In a session dedicated to Lead2030 SDG 7, winner Akshay Makar - founder and CEO at Climatenza and Ross McRobert, representing BP spoke about their joint efforts at achieving Net-Zero targets for a sustainable future. In the industrial sector, 90% of the energy is generated by burning fossil fuels, and the need for cleaner energy solutions is larger than ever before. Climatenza gives a solar thermal solution that perfectly aligns with the goals BP has set to reduce greenhouse gas emissions against the rising energy demands.
Akshay being an engineer emphasised the importance of principles, networking, serving the customer and having a strong mentor to hold your hand. Ross on the other hand mentioned the winning recipe to delivering on SDGs and creating impact is “to dream big and team up with the delegates sitting next to you”.

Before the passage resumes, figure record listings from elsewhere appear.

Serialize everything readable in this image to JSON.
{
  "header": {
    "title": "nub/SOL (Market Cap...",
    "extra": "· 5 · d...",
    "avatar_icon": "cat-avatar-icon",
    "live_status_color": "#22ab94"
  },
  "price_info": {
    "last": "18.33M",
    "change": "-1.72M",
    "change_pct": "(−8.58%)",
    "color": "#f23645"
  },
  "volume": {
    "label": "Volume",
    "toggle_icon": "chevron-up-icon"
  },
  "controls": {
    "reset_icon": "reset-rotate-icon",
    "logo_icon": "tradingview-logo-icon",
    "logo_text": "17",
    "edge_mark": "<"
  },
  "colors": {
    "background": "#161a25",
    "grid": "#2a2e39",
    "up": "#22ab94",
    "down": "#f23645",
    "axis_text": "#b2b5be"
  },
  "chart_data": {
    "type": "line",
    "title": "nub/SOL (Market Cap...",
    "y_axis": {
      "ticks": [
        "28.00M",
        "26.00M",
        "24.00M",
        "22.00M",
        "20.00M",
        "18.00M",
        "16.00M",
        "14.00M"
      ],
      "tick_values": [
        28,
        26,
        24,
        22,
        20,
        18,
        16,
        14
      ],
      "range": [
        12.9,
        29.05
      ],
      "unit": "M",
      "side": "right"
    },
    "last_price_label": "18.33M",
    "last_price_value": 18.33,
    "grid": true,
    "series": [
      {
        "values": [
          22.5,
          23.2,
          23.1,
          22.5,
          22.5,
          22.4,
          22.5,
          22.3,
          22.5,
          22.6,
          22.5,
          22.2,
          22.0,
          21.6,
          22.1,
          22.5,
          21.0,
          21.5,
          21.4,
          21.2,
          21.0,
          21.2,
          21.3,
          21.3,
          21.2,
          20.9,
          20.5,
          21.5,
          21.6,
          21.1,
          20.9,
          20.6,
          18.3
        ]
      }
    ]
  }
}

Sincerity and Leadership will make a difference
Alexandra Plat, Executive Vice President of L'oreal chooses progress over perfection when it comes to achieving targets pertaining to the Paris Agreement. Since its inception, the Beauty giant has come a long way in curbing carbon emissions but with the progress made so far comes a staggering realisation, that there is still a lot more to be done. Plat said that Loreal has set science-based targets to achieve a 50% reduction per finished product of its carbon emissions by 2030, reaching net zero in 2050. Instead of playing the blame game, it is vital to focus on sincere personal as well as collective efforts to tackle climate change.